An open API service indexing awesome lists of open source software.

https://github.com/didogrigorov/airqualitymlclassification

Machine Learning Classification Model with TensorFlow Based on the Data Coming From City Air Quality Sensors
https://github.com/didogrigorov/airqualitymlclassification

classification classification-model classification-models google-colab google-colab-notebook google-colaboratory google-colaboratory-notebooks jupyter-notebook jupyter-notebooks machine-learning tensorflow

Last synced: about 1 month ago
JSON representation

Machine Learning Classification Model with TensorFlow Based on the Data Coming From City Air Quality Sensors

Awesome Lists containing this project

README

          

# Air Quality Prediction

## Overview
This project is a machine learning-based air quality prediction system developed using TensorFlow and Keras. It utilizes a dataset containing various environmental features to classify air quality into different categories.

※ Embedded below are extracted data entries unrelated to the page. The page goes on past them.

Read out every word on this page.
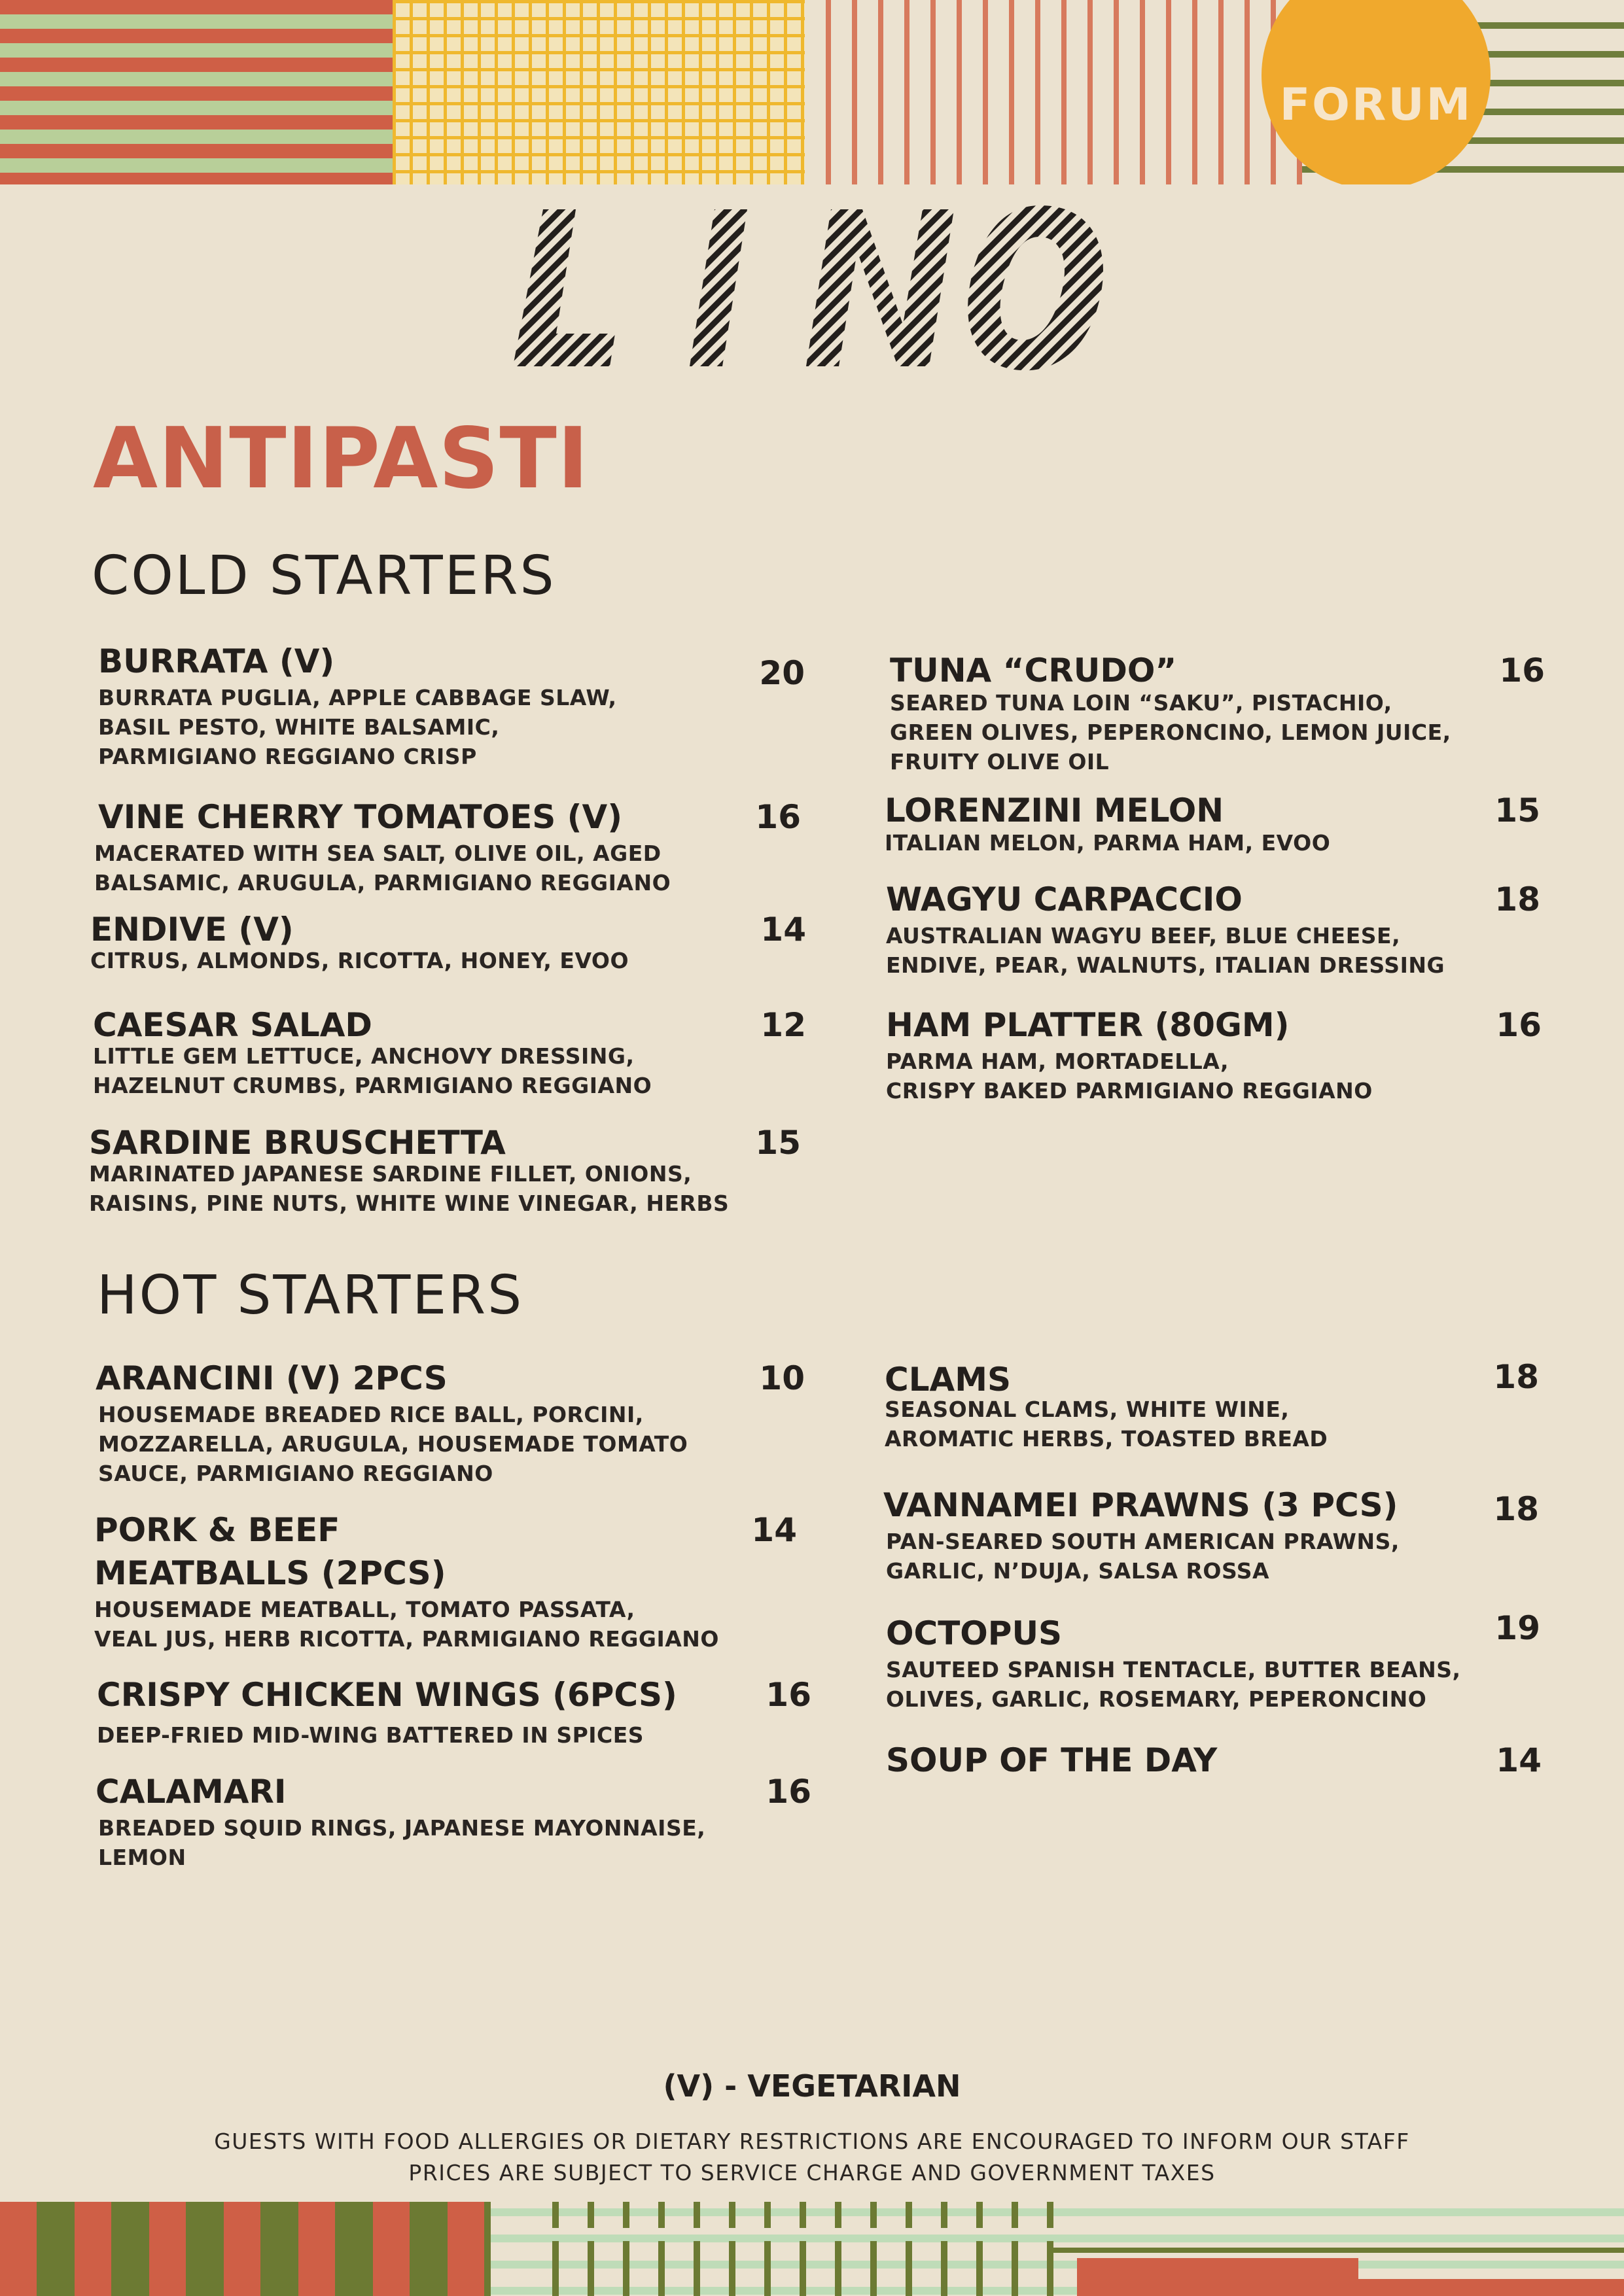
FORUM
ANTIPASTI
COLD STARTERS
BURRATA (V)	20
BURRATA PUGLIA, APPLE CABBAGE SLAW,
BASIL PESTO, WHITE BALSAMIC,
PARMIGIANO REGGIANO CRISP
VINE CHERRY TOMATOES (V)	16
MACERATED WITH SEA SALT, OLIVE OIL, AGED
BALSAMIC, ARUGULA, PARMIGIANO REGGIANO
ENDIVE (V)	14
CITRUS, ALMONDS, RICOTTA, HONEY, EVOO
CAESAR SALAD	12
LITTLE GEM LETTUCE, ANCHOVY DRESSING,
HAZELNUT CRUMBS, PARMIGIANO REGGIANO
SARDINE BRUSCHETTA	15
MARINATED JAPANESE SARDINE FILLET, ONIONS,
RAISINS, PINE NUTS, WHITE WINE VINEGAR, HERBS
TUNA “CRUDO”	16
SEARED TUNA LOIN “SAKU”, PISTACHIO,
GREEN OLIVES, PEPERONCINO, LEMON JUICE,
FRUITY OLIVE OIL
LORENZINI MELON	15
ITALIAN MELON, PARMA HAM, EVOO
WAGYU CARPACCIO	18
AUSTRALIAN WAGYU BEEF, BLUE CHEESE,
ENDIVE, PEAR, WALNUTS, ITALIAN DRESSING
HAM PLATTER (80GM)	16
PARMA HAM, MORTADELLA,
CRISPY BAKED PARMIGIANO REGGIANO
HOT STARTERS
ARANCINI (V) 2PCS	10
HOUSEMADE BREADED RICE BALL, PORCINI,
MOZZARELLA, ARUGULA, HOUSEMADE TOMATO
SAUCE, PARMIGIANO REGGIANO
PORK & BEEF MEATBALLS (2PCS)
14
HOUSEMADE MEATBALL, TOMATO PASSATA,
VEAL JUS, HERB RICOTTA, PARMIGIANO REGGIANO
CRISPY CHICKEN WINGS (6PCS)	16
DEEP-FRIED MID-WING BATTERED IN SPICES
CALAMARI	16
BREADED SQUID RINGS, JAPANESE MAYONNAISE,
LEMON
CLAMS	18
SEASONAL CLAMS, WHITE WINE,
AROMATIC HERBS, TOASTED BREAD
VANNAMEI PRAWNS (3 PCS)	18
PAN-SEARED SOUTH AMERICAN PRAWNS,
GARLIC, N’DUJA, SALSA ROSSA
OCTOPUS	19
SAUTEED SPANISH TENTACLE, BUTTER BEANS,
OLIVES, GARLIC, ROSEMARY, PEPERONCINO
SOUP OF THE DAY	14
(V) - VEGETARIAN
GUESTS WITH FOOD ALLERGIES OR DIETARY RESTRICTIONS ARE ENCOURAGED TO INFORM OUR STAFF
PRICES ARE SUBJECT TO SERVICE CHARGE AND GOVERNMENT TAXES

The model is designed for robust performance, employing feature scaling, dropout regularization, and batch normalization to improve accuracy and prevent overfitting.

## Features
- **Data Preprocessing:** Feature scaling using `MinMaxScaler` for normalization.
- **Neural Network Architecture:** Multi-layer perceptron (MLP) with dense layers, batch normalization, dropout, and L2 regularization.
- **Optimization Techniques:** Uses early stopping and learning rate reduction strategies to enhance model performance.
- **Classification:** Predicts air quality levels based on input environmental parameters.
- **Evaluation Metrics:** Reports loss and accuracy on test data.
- **Predictive Capabilities:** Accepts new input data for air quality classification.

## Dataset
The dataset is expected to be in a CSV file named `dataset.csv` and should have the following columns:
```
Feature1, Feature2, Feature3, Feature4, Feature5, Feature6, AirQuality
```
- `Feature1` to `Feature6`: Numerical values representing various environmental factors affecting air quality.
- `AirQuality`: The target variable, categorized into different air quality levels.

## Installation & Dependencies
Ensure you have the required dependencies installed:
```bash
pip install pandas scikit-learn tensorflow
```

## How to Run the Project
1. Place `dataset.csv` in the working directory.
2. Execute the Python script:
```bash
python air_quality_dataset.py
```
3. The script performs the following tasks:
- Loads and preprocesses the dataset.
- Splits data into training and testing sets.
- Builds and trains a deep learning model.
- Evaluates the model's accuracy on test data.
- Predicts air quality for a sample input.

## Model Architecture
The neural network comprises the following layers:
1. **Input Layer:**
- 256 neurons with ReLU activation
- L2 regularization to reduce overfitting
2. **Hidden Layers:**
- 128 and 64 neurons with ReLU activation
- Batch normalization to stabilize training
- Dropout layers (30-40%) to prevent overfitting
3. **Output Layer:**
- Softmax activation for multi-class classification

### Model Schema
Below is a simple schema representation of the model architecture:
```
Input Layer (256 neurons, ReLU, L2 Regularization)
|
Batch Normalization
|
Dropout (40%)
|
Hidden Layer (128 neurons, ReLU, L2 Regularization)
|
Batch Normalization
|
Dropout (30%)
|
Hidden Layer (64 neurons, ReLU, L2 Regularization)
|
Batch Normalization
|
Dropout (30%)
|
Output Layer (Softmax Activation)
```

## Training Details
- The model is compiled using the **Adam optimizer** with a learning rate of `0.001`.
- Uses **categorical cross-entropy** as the loss function.
- Implements **early stopping** and **ReduceLROnPlateau** to optimize training efficiency.
- Training is conducted for **up to 200 epochs**, with a batch size of **32**.

## Model Evaluation
- The script evaluates model accuracy and loss on the test dataset.
- Accuracy is printed after model evaluation:
```python
loss, accuracy = model.evaluate(X_test, y_test)
print(f"Test Accuracy: {accuracy}")
```

## Making Predictions
A sample prediction can be made as follows:
```python
new_data = [[640, 590, 1105, 1608, 1459, 2427]]
new_data_normalized = scaler.transform(new_data)
prediction = model.predict(new_data_normalized)
predicted_class = prediction.argmax(axis=1) + 1
print(f"Predicted Air Quality Class: {predicted_class}")
```

## Future Enhancements
- **Expand Dataset:** Incorporate more features and data points to improve accuracy.
- **Hyperparameter Tuning:** Experiment with different architectures and optimizers.
- **Deploy Model:** Convert into an API or web-based interface for real-time predictions.
- **Visualization:** Integrate Matplotlib/Seaborn for data analysis and insights.

## License
This project is open-source and available under the MIT License.

## Author
Dilyan Grigorov

## Acknowledgments
- **TensorFlow & Keras:** For deep learning framework.
- **Scikit-learn:** For preprocessing and model evaluation.
- **Pandas:** For data manipulation and processing.